My girlfriend got this question in an interview, and I liked it so much I thought I'd share it... Write an algorithm that receives a dictionary (Array of words). The array is sorted lexicographically, but the abc order can be anything. For example, it could be z, y, x, .., c, b, a. Or it could be completely messed up: d, g, w, y, ... It doesn't even need to include all the abc letters, and finally it doesn't have to be letters at all. It could be any symbols that form a string. For example it could be made up of 5, α, !, @, θ... You get the idea. It's up to your algorithm to discover what the letters are (easy part).
The algorithm should return the correct lexicographic order of the symbols.
Note/Things to consider: 1. For a given dictionary, can you always discover the full order of all the letters? Consider a dictionary that only has 1 word, with more than 1 symbol... 2. You CANNOT assume that the dictionary is without error. The algorithm should determine if the dictionary contains contradictions and output that there is an error. 3. HINT: Think of a good data structure to represent the relations you discover between symbols.

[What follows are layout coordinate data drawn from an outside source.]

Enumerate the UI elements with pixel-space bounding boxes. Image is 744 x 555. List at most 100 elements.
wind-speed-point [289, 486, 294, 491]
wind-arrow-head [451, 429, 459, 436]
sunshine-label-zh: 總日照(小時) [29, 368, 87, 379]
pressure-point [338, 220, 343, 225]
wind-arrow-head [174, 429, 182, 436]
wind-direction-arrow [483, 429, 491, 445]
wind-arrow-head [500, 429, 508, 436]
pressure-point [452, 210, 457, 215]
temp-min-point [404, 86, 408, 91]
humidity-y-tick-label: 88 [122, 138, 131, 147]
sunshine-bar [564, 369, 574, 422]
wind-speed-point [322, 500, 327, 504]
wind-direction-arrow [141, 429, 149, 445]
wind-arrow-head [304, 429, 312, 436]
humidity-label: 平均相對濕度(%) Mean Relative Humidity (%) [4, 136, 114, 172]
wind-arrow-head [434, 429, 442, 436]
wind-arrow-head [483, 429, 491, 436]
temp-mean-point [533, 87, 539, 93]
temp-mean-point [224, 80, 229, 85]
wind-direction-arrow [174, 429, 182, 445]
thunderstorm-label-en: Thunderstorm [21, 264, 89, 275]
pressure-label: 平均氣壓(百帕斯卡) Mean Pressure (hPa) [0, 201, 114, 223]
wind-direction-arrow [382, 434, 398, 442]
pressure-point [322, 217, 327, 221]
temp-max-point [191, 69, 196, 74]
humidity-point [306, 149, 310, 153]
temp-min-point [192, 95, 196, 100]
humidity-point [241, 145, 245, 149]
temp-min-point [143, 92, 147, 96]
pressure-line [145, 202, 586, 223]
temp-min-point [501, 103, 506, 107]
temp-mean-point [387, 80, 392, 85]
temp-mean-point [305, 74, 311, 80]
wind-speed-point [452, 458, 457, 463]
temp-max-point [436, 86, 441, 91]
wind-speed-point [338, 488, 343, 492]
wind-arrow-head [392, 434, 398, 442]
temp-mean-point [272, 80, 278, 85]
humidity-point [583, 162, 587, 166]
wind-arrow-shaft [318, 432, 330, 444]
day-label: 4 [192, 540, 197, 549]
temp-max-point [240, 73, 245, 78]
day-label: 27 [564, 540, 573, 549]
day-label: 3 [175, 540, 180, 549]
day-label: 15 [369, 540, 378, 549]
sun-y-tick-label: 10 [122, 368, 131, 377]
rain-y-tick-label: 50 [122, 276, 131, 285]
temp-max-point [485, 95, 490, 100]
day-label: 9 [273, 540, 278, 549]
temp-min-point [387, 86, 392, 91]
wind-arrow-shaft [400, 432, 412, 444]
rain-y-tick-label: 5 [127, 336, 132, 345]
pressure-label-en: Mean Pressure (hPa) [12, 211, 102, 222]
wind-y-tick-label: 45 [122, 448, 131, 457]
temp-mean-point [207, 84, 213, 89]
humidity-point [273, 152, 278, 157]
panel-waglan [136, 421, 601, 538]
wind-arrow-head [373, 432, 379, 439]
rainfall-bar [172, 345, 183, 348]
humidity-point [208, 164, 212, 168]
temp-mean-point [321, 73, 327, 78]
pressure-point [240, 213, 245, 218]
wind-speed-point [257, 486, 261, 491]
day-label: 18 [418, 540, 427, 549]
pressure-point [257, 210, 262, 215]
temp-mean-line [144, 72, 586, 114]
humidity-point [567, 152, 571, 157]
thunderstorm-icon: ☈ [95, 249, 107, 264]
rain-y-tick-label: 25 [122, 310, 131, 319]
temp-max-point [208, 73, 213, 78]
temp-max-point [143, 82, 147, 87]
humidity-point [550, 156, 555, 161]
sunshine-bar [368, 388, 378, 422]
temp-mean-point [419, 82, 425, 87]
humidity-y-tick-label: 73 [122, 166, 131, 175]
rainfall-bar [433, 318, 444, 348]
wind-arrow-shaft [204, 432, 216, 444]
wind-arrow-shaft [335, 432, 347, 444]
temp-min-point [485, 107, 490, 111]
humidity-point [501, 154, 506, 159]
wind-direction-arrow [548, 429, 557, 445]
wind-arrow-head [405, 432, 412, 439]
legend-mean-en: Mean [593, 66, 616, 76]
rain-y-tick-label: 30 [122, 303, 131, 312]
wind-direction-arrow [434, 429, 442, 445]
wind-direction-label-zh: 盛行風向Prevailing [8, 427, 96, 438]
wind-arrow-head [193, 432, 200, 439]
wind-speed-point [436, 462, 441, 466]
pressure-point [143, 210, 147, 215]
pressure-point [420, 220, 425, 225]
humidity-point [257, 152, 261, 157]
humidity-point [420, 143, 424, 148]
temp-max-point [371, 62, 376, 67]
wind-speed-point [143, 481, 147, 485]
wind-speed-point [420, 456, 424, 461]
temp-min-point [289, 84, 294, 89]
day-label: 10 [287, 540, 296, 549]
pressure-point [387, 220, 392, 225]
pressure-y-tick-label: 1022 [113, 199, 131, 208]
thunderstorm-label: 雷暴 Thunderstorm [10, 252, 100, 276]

This should make the problem much easier.
I'll post my solution probably tomorrow. By no means do I claim that it's the most efficient one. I want to see other people''s thoughts first. Hope you enjoy the question
P.S. I think the best format to post solutions is with pseudo code, but I leave this to your consideration
This is topological sorting on a directed acyclic graph. You need to first build the graph: vertices are letters, and there's an edge if one is lexicographically less than the other. The topological order then gives you the answer.
A contradiction is when the directed graph is not acyclic. Uniqueness is determined by whether or not a Hamiltonian path exists, which is testable in polynomial time.
You do this by comparing each two consecutive "words" from the dictionary. Let's say you have these two words appearing one after another:
x156@
x1$#2z
Then you find the longest common prefix, x1
in this case, and check the immediately following characters after this prefix. In this case,, we have 5
and $
. Since the words appear in this order in the dictionary, we can determine that 5
must be lexicographically smaller than $
.
Similarly, given the following words (appearing one after another in the dictionary)
jhdsgf
19846
19846adlk
We can tell that 'j' < '1'
from the first pair (where the longest common prefix is the empty string). The second pair doesn't tell us anything useful (since one is a prefix of another, so there are no characters to compare).
Now suppose later we see the following:
oi1019823
oij(*#@&$
Then we've found a contradiction, because this pair says that '1' < 'j'
.
There are two traditional ways to do topological sorting. Algorithmically simpler is the depth-first search approach, where there's an edge from x
to y
if y < x
.
The pseudocode of the algorithm is given in Wikipedia:
L ← Empty list that will contain the sorted nodes
S ← Set of all nodes with no incoming edges
function visit(node n)
if n has not been visited yet then
mark n as visited
for each node m with an edge from n to m do
visit(m)
add n to L
for each node n in S do
visit(n)
Upon conclusion of the above algorithm, the list L
would contain the vertices in topological order.
The following is a quote from Wikipedia:
If a topological sort has the property that all pairs of consecutive vertices in the sorted order are connected by edges, then these edges form a directed Hamiltonian path in the DAG. If a Hamiltonian path exists, the topological sort order is unique; no other order respects the edges of the path. Conversely, if a topological sort does not form a Hamiltonian path, the DAG will have two or more valid topological orderings, for in this case it is always possible to form a second valid ordering by swapping two consecutive vertices that are not connected by an edge to each other. Therefore, it is possible to test in polynomial time whether a unique ordering exists, and whether a Hamiltonian path exists.
Thus, to check if the order is unique or not, you simply check if all two consecutive vertices in L
(from the above algorithm) are connected by direct edges. If they are, then the order is unique.
Once the graph is built, topological sort is O(|V|+|E|)
. Uniqueness check is O(|V| edgeTest)
, where edgeTest
is the complexity of testing whether two vertices are connected by an edge. With an adjacency matrix, this is O(1)
.
Building the graph requires only a single linear scan of the dictionary. If there are W
words, then it's O(W cmp)
, where cmp
is the complexity of comparing two words. You always compare two subsequent words, so you can do all sorts of optimizations if necessary, but otherwise a naive comparison is O(L)
where L
is the length of the words.
You may also shortcircuit reading the dictionary once you've determined that you have enough information about the alphabet, etc, but even a naive building step would take O(WL)
, which is the size of the dictionary.